Такою же выходящей уже за пределы литературной критики статьей был и разбор Чернышевского «Аси» Тургенева. Это не литературно-критическая статья, а блестящий политический памфлет против людей 40-х годов. Вспомним, как оценил в этой статье Чернышевский лучших представителей дворянской культуры в лице героя повести: «Он обманул нас, — писал Чернышевский, — обманул автора. Да, поэт сделал слишком грубую ошибку, вообразив, что, рассказывает нам о человеке порядочном: этот человек дряннее (отъявленного негодяя». И уже ко всем представителям либеральной дворянской интеллигенции, а не только >к герою «Аси», относились слова Чернышевского: «Он похож на моряка, который всю свою жизнь делал рейсы из Кронштадта в Петербург и очень ловко умел проводить свой маленький пароход по указанию вех между бессчисленными мелями в полупресной воде; что если вдруг этот опытный пловец по стакану воды увидит себя в океане?»

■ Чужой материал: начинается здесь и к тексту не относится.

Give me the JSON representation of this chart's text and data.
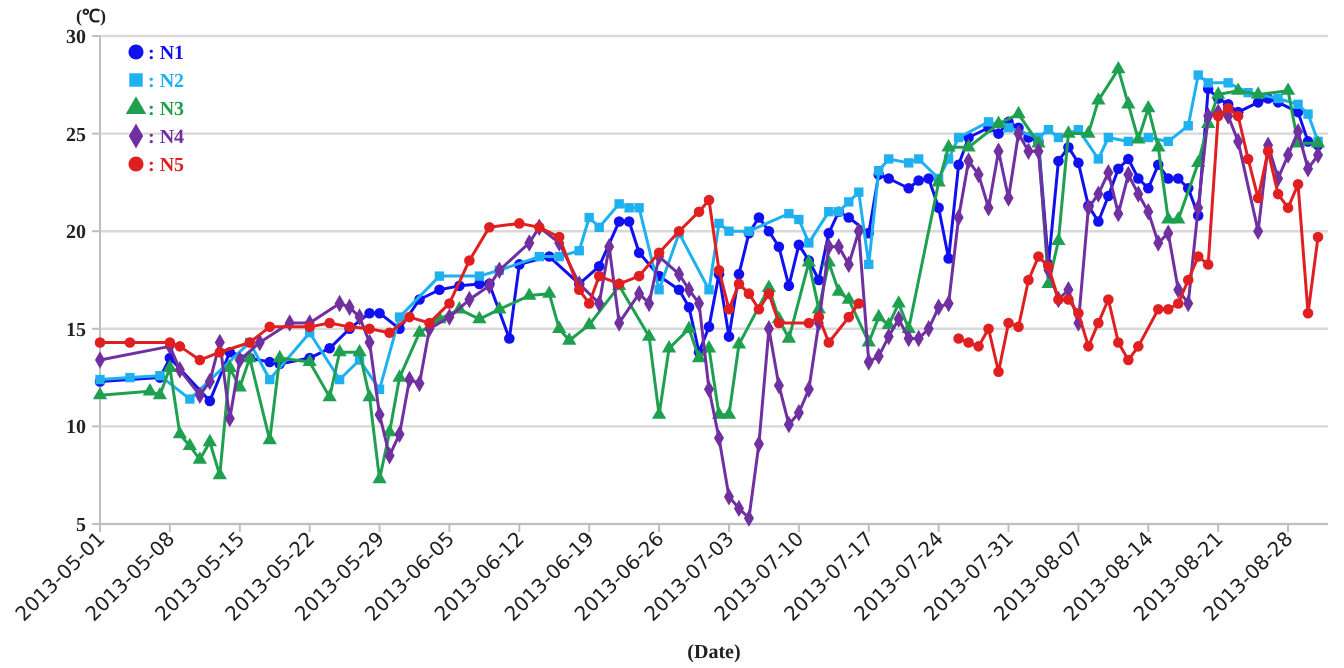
{
  "chart_data": {
    "type": "line",
    "xlabel": "(Date)",
    "ylabel": "(℃)",
    "xlim": [
      "2013-05-01",
      "2013-09-01"
    ],
    "xticks": [
      "2013-05-01",
      "2013-05-08",
      "2013-05-15",
      "2013-05-22",
      "2013-05-29",
      "2013-06-05",
      "2013-06-12",
      "2013-06-19",
      "2013-06-26",
      "2013-07-03",
      "2013-07-10",
      "2013-07-17",
      "2013-07-24",
      "2013-07-31",
      "2013-08-07",
      "2013-08-14",
      "2013-08-21",
      "2013-08-28"
    ],
    "ylim": [
      5,
      30
    ],
    "yticks": [
      5,
      10,
      15,
      20,
      25,
      30
    ],
    "grid": "y",
    "legend": "top left",
    "line_style": "solid",
    "series": [
      {
        "name": ": N1",
        "color": "#1010f0",
        "marker": "circle",
        "x": [
          "2013-05-01",
          "2013-05-07",
          "2013-05-08",
          "2013-05-12",
          "2013-05-14",
          "2013-05-16",
          "2013-05-18",
          "2013-05-19",
          "2013-05-22",
          "2013-05-24",
          "2013-05-26",
          "2013-05-28",
          "2013-05-29",
          "2013-05-31",
          "2013-06-02",
          "2013-06-04",
          "2013-06-06",
          "2013-06-08",
          "2013-06-09",
          "2013-06-11",
          "2013-06-12",
          "2013-06-15",
          "2013-06-18",
          "2013-06-20",
          "2013-06-22",
          "2013-06-23",
          "2013-06-24",
          "2013-06-26",
          "2013-06-28",
          "2013-06-29",
          "2013-06-30",
          "2013-07-01",
          "2013-07-02",
          "2013-07-03",
          "2013-07-04",
          "2013-07-05",
          "2013-07-06",
          "2013-07-07",
          "2013-07-08",
          "2013-07-09",
          "2013-07-10",
          "2013-07-11",
          "2013-07-12",
          "2013-07-13",
          "2013-07-14",
          "2013-07-15",
          "2013-07-17",
          "2013-07-18",
          "2013-07-19",
          "2013-07-21",
          "2013-07-22",
          "2013-07-23",
          "2013-07-24",
          "2013-07-25",
          "2013-07-26",
          "2013-07-27",
          "2013-07-29",
          "2013-07-30",
          "2013-07-31",
          "2013-08-01",
          "2013-08-02",
          "2013-08-03",
          "2013-08-04",
          "2013-08-05",
          "2013-08-06",
          "2013-08-07",
          "2013-08-08",
          "2013-08-09",
          "2013-08-10",
          "2013-08-11",
          "2013-08-12",
          "2013-08-13",
          "2013-08-14",
          "2013-08-15",
          "2013-08-16",
          "2013-08-17",
          "2013-08-18",
          "2013-08-19",
          "2013-08-20",
          "2013-08-21",
          "2013-08-22",
          "2013-08-23",
          "2013-08-25",
          "2013-08-26",
          "2013-08-27",
          "2013-08-29",
          "2013-08-30",
          "2013-08-31"
        ],
        "values": [
          12.3,
          12.5,
          13.5,
          11.3,
          13.8,
          13.5,
          13.3,
          13.2,
          13.5,
          14.0,
          15.0,
          15.8,
          15.8,
          15.0,
          16.5,
          17.0,
          17.2,
          17.3,
          17.3,
          14.5,
          18.3,
          18.7,
          17.3,
          18.2,
          20.5,
          20.5,
          18.9,
          17.7,
          17.0,
          16.1,
          13.8,
          15.1,
          17.8,
          14.6,
          17.8,
          19.9,
          20.7,
          20.0,
          19.2,
          17.2,
          19.3,
          18.5,
          17.5,
          19.9,
          21.0,
          20.7,
          19.9,
          22.9,
          22.7,
          22.2,
          22.6,
          22.7,
          21.2,
          18.6,
          23.4,
          24.8,
          25.3,
          25.0,
          25.6,
          25.3,
          24.8,
          24.6,
          18.3,
          23.6,
          24.3,
          23.5,
          21.3,
          20.5,
          21.8,
          23.2,
          23.7,
          22.7,
          22.2,
          23.4,
          22.7,
          22.7,
          22.2,
          20.8,
          27.3,
          26.8,
          26.5,
          26.1,
          26.6,
          26.8,
          26.6,
          26.1,
          24.6,
          24.4
        ]
      },
      {
        "name": ": N2",
        "color": "#1fb0f0",
        "marker": "square",
        "x": [
          "2013-05-01",
          "2013-05-04",
          "2013-05-07",
          "2013-05-10",
          "2013-05-16",
          "2013-05-18",
          "2013-05-22",
          "2013-05-25",
          "2013-05-27",
          "2013-05-29",
          "2013-05-31",
          "2013-06-04",
          "2013-06-08",
          "2013-06-10",
          "2013-06-14",
          "2013-06-16",
          "2013-06-18",
          "2013-06-19",
          "2013-06-20",
          "2013-06-22",
          "2013-06-23",
          "2013-06-24",
          "2013-06-26",
          "2013-06-28",
          "2013-07-01",
          "2013-07-02",
          "2013-07-03",
          "2013-07-05",
          "2013-07-09",
          "2013-07-10",
          "2013-07-11",
          "2013-07-13",
          "2013-07-14",
          "2013-07-15",
          "2013-07-16",
          "2013-07-17",
          "2013-07-18",
          "2013-07-19",
          "2013-07-21",
          "2013-07-22",
          "2013-07-24",
          "2013-07-25",
          "2013-07-26",
          "2013-07-29",
          "2013-07-31",
          "2013-08-03",
          "2013-08-04",
          "2013-08-05",
          "2013-08-07",
          "2013-08-09",
          "2013-08-10",
          "2013-08-12",
          "2013-08-14",
          "2013-08-16",
          "2013-08-18",
          "2013-08-19",
          "2013-08-20",
          "2013-08-22",
          "2013-08-24",
          "2013-08-27",
          "2013-08-29",
          "2013-08-30",
          "2013-08-31"
        ],
        "values": [
          12.4,
          12.5,
          12.6,
          11.4,
          14.3,
          12.4,
          14.8,
          12.4,
          13.4,
          11.9,
          15.6,
          17.7,
          17.7,
          18.0,
          18.7,
          18.7,
          19.0,
          20.7,
          20.2,
          21.4,
          21.2,
          21.2,
          17.0,
          19.9,
          17.0,
          20.4,
          20.0,
          20.0,
          20.9,
          20.6,
          19.4,
          21.0,
          21.0,
          21.5,
          22.0,
          18.3,
          23.1,
          23.7,
          23.5,
          23.7,
          22.7,
          23.7,
          24.8,
          25.6,
          25.3,
          24.8,
          25.2,
          24.8,
          25.2,
          23.7,
          24.8,
          24.6,
          24.8,
          24.6,
          25.4,
          28.0,
          27.6,
          27.6,
          27.1,
          26.8,
          26.5,
          26.0,
          24.6
        ]
      },
      {
        "name": ": N3",
        "color": "#1fa050",
        "marker": "triangle",
        "x": [
          "2013-05-01",
          "2013-05-06",
          "2013-05-07",
          "2013-05-08",
          "2013-05-09",
          "2013-05-10",
          "2013-05-11",
          "2013-05-12",
          "2013-05-13",
          "2013-05-14",
          "2013-05-15",
          "2013-05-16",
          "2013-05-18",
          "2013-05-19",
          "2013-05-22",
          "2013-05-24",
          "2013-05-25",
          "2013-05-27",
          "2013-05-28",
          "2013-05-29",
          "2013-05-30",
          "2013-05-31",
          "2013-06-02",
          "2013-06-04",
          "2013-06-06",
          "2013-06-08",
          "2013-06-10",
          "2013-06-13",
          "2013-06-15",
          "2013-06-16",
          "2013-06-17",
          "2013-06-19",
          "2013-06-22",
          "2013-06-25",
          "2013-06-26",
          "2013-06-27",
          "2013-06-29",
          "2013-06-30",
          "2013-07-01",
          "2013-07-02",
          "2013-07-03",
          "2013-07-04",
          "2013-07-07",
          "2013-07-08",
          "2013-07-09",
          "2013-07-11",
          "2013-07-12",
          "2013-07-13",
          "2013-07-14",
          "2013-07-15",
          "2013-07-17",
          "2013-07-18",
          "2013-07-19",
          "2013-07-20",
          "2013-07-21",
          "2013-07-24",
          "2013-07-25",
          "2013-07-27",
          "2013-07-30",
          "2013-08-01",
          "2013-08-03",
          "2013-08-04",
          "2013-08-05",
          "2013-08-06",
          "2013-08-08",
          "2013-08-09",
          "2013-08-11",
          "2013-08-12",
          "2013-08-13",
          "2013-08-14",
          "2013-08-15",
          "2013-08-16",
          "2013-08-17",
          "2013-08-19",
          "2013-08-20",
          "2013-08-21",
          "2013-08-23",
          "2013-08-25",
          "2013-08-28",
          "2013-08-29",
          "2013-08-31"
        ],
        "values": [
          11.6,
          11.8,
          11.6,
          13.0,
          9.6,
          9.0,
          8.3,
          9.2,
          7.5,
          13.0,
          12.0,
          13.5,
          9.3,
          13.5,
          13.3,
          11.5,
          13.8,
          13.8,
          11.5,
          7.3,
          9.7,
          12.5,
          14.8,
          15.5,
          16.0,
          15.5,
          16.0,
          16.7,
          16.8,
          15.0,
          14.4,
          15.2,
          17.2,
          14.6,
          10.6,
          14.0,
          15.0,
          13.5,
          14.0,
          10.6,
          10.6,
          14.2,
          17.1,
          15.5,
          14.5,
          18.4,
          16.0,
          18.4,
          16.9,
          16.5,
          14.3,
          15.6,
          15.2,
          16.3,
          15.0,
          22.5,
          24.3,
          24.3,
          25.5,
          26.0,
          24.5,
          17.3,
          19.5,
          25.0,
          25.0,
          26.7,
          28.3,
          26.5,
          24.7,
          26.3,
          24.3,
          20.6,
          20.6,
          23.5,
          25.5,
          27.0,
          27.2,
          27.0,
          27.2,
          24.5,
          24.5
        ]
      },
      {
        "name": ": N4",
        "color": "#7030a0",
        "marker": "diamond",
        "x": [
          "2013-05-01",
          "2013-05-08",
          "2013-05-09",
          "2013-05-11",
          "2013-05-12",
          "2013-05-13",
          "2013-05-14",
          "2013-05-15",
          "2013-05-17",
          "2013-05-20",
          "2013-05-22",
          "2013-05-25",
          "2013-05-26",
          "2013-05-27",
          "2013-05-28",
          "2013-05-29",
          "2013-05-30",
          "2013-05-31",
          "2013-06-01",
          "2013-06-02",
          "2013-06-03",
          "2013-06-05",
          "2013-06-07",
          "2013-06-09",
          "2013-06-10",
          "2013-06-13",
          "2013-06-14",
          "2013-06-16",
          "2013-06-18",
          "2013-06-20",
          "2013-06-21",
          "2013-06-22",
          "2013-06-24",
          "2013-06-25",
          "2013-06-26",
          "2013-06-28",
          "2013-06-29",
          "2013-06-30",
          "2013-07-01",
          "2013-07-02",
          "2013-07-03",
          "2013-07-04",
          "2013-07-05",
          "2013-07-06",
          "2013-07-07",
          "2013-07-08",
          "2013-07-09",
          "2013-07-10",
          "2013-07-11",
          "2013-07-12",
          "2013-07-13",
          "2013-07-14",
          "2013-07-15",
          "2013-07-16",
          "2013-07-17",
          "2013-07-18",
          "2013-07-19",
          "2013-07-20",
          "2013-07-21",
          "2013-07-22",
          "2013-07-23",
          "2013-07-24",
          "2013-07-25",
          "2013-07-26",
          "2013-07-27",
          "2013-07-28",
          "2013-07-29",
          "2013-07-30",
          "2013-07-31",
          "2013-08-01",
          "2013-08-02",
          "2013-08-03",
          "2013-08-04",
          "2013-08-05",
          "2013-08-06",
          "2013-08-07",
          "2013-08-08",
          "2013-08-09",
          "2013-08-10",
          "2013-08-11",
          "2013-08-12",
          "2013-08-13",
          "2013-08-14",
          "2013-08-15",
          "2013-08-16",
          "2013-08-17",
          "2013-08-18",
          "2013-08-19",
          "2013-08-20",
          "2013-08-21",
          "2013-08-22",
          "2013-08-23",
          "2013-08-25",
          "2013-08-26",
          "2013-08-27",
          "2013-08-28",
          "2013-08-29",
          "2013-08-30",
          "2013-08-31"
        ],
        "values": [
          13.4,
          14.1,
          12.9,
          11.6,
          12.3,
          14.3,
          10.4,
          13.4,
          14.3,
          15.3,
          15.3,
          16.3,
          16.1,
          15.6,
          14.3,
          10.6,
          8.5,
          9.6,
          12.4,
          12.2,
          15.0,
          15.6,
          16.5,
          17.2,
          18.0,
          19.4,
          20.2,
          19.4,
          17.3,
          16.3,
          19.2,
          15.3,
          16.8,
          16.3,
          18.7,
          17.8,
          17.0,
          16.3,
          11.9,
          9.4,
          6.4,
          5.8,
          5.3,
          9.1,
          15.0,
          12.1,
          10.1,
          10.7,
          11.9,
          15.3,
          19.2,
          19.2,
          18.3,
          20.0,
          13.3,
          13.6,
          14.6,
          15.5,
          14.5,
          14.5,
          15.0,
          16.1,
          16.3,
          20.7,
          23.6,
          22.9,
          21.2,
          24.1,
          21.7,
          25.0,
          24.1,
          24.1,
          18.0,
          16.5,
          17.0,
          15.3,
          21.2,
          21.9,
          23.0,
          20.9,
          22.9,
          21.9,
          21.0,
          19.4,
          19.9,
          17.0,
          16.3,
          21.2,
          25.9,
          26.1,
          25.9,
          24.6,
          20.0,
          24.4,
          22.7,
          23.9,
          25.1,
          23.2,
          23.9
        ]
      },
      {
        "name": ": N5",
        "color": "#e02020",
        "marker": "circle",
        "x": [
          "2013-05-01",
          "2013-05-04",
          "2013-05-08",
          "2013-05-09",
          "2013-05-11",
          "2013-05-13",
          "2013-05-16",
          "2013-05-18",
          "2013-05-22",
          "2013-05-24",
          "2013-05-26",
          "2013-05-28",
          "2013-05-30",
          "2013-06-01",
          "2013-06-03",
          "2013-06-05",
          "2013-06-07",
          "2013-06-09",
          "2013-06-12",
          "2013-06-14",
          "2013-06-16",
          "2013-06-18",
          "2013-06-19",
          "2013-06-20",
          "2013-06-22",
          "2013-06-24",
          "2013-06-26",
          "2013-06-28",
          "2013-06-30",
          "2013-07-01",
          "2013-07-02",
          "2013-07-03",
          "2013-07-04",
          "2013-07-05",
          "2013-07-06",
          "2013-07-07",
          "2013-07-08",
          "2013-07-11",
          "2013-07-12",
          "2013-07-13",
          "2013-07-15",
          "2013-07-16",
          "2013-07-20",
          "2013-07-26",
          "2013-07-27",
          "2013-07-28",
          "2013-07-29",
          "2013-07-30",
          "2013-07-31",
          "2013-08-01",
          "2013-08-02",
          "2013-08-03",
          "2013-08-04",
          "2013-08-05",
          "2013-08-06",
          "2013-08-07",
          "2013-08-08",
          "2013-08-09",
          "2013-08-10",
          "2013-08-11",
          "2013-08-12",
          "2013-08-13",
          "2013-08-15",
          "2013-08-16",
          "2013-08-17",
          "2013-08-18",
          "2013-08-19",
          "2013-08-20",
          "2013-08-21",
          "2013-08-22",
          "2013-08-23",
          "2013-08-24",
          "2013-08-25",
          "2013-08-26",
          "2013-08-27",
          "2013-08-28",
          "2013-08-29",
          "2013-08-30",
          "2013-08-31"
        ],
        "values": [
          14.3,
          14.3,
          14.3,
          14.1,
          13.4,
          13.8,
          14.3,
          15.1,
          15.1,
          15.3,
          15.1,
          15.0,
          14.8,
          15.6,
          15.3,
          16.3,
          18.5,
          20.2,
          20.4,
          20.2,
          19.7,
          17.0,
          16.3,
          17.7,
          17.3,
          17.7,
          18.9,
          20.0,
          21.0,
          21.6,
          18.0,
          16.0,
          17.3,
          16.8,
          16.0,
          16.8,
          15.3,
          15.3,
          15.6,
          14.3,
          15.6,
          16.3,
          null,
          14.5,
          14.3,
          14.1,
          15.0,
          12.8,
          15.3,
          15.1,
          17.5,
          18.7,
          18.2,
          16.5,
          16.5,
          15.8,
          14.1,
          15.3,
          16.5,
          14.3,
          13.4,
          14.1,
          16.0,
          16.0,
          16.3,
          17.5,
          18.7,
          18.3,
          25.9,
          26.3,
          25.9,
          23.7,
          21.7,
          24.1,
          21.9,
          21.2,
          22.4,
          15.8,
          19.7
        ]
      }
    ]
  }
}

Океан — то широкое массовое революционное движение, которое предвидел Чернышевский. И не только судьбу дворянства как экономической группы, но и как руководительницы культуры вообще и литературы в (частности, предрекал Чернышевский в той же статье словами:

«Будут видеть они и не увидят; будут слышать и не услышат, потому что загрубел смысл в этих людях и оглохли их уши и закрыли они свои глаза, чтобы не видеть»{107}.

В другой статье Чернышевский писал:

«Мы приготовлены теперь к тому, чтобы слушать другие речи… речи человека, который становится во главе исторического движения со свежими силами», и прибавлял:

«Мы слышали от самого Рудина, что время его прошло; но он не указал нам еще никого, кто бы заменил его, и мы еще не знаем, скоро ли мы дождемся ему преемника. Мы ждем еще этого преемника, который, примкнув к истине с детства, не с трепетным экстазом, а с радостною любовью смотрит на нее; мы ждем такого человека и его речи, бодрейшей, вместе спокойнейшей и решительнейшей речи, в которой слышались бы не робость теории перед жизнью, а доказательство, что разум может владычествовать над жизнью и человек может свою жизнь согласить со своими убеждениями»{108}.

Это был приговор людям 40-х годов и одновременно призыв к новому революционному поколению. Это одно из тех мест, о которых Ленин писал, что Чернышевский «умел и подцензурными статьями воспитывать настоящих революционеров». Дворянская литература устами Тургенева ответила на этот призыв карикатурой на Добролюбова — Базаровым. Сам Чернышевский ответил — Рахметовым, прототипом и образцом длинного поколения героев-борцов за народное дело, и своею собственною жизнью.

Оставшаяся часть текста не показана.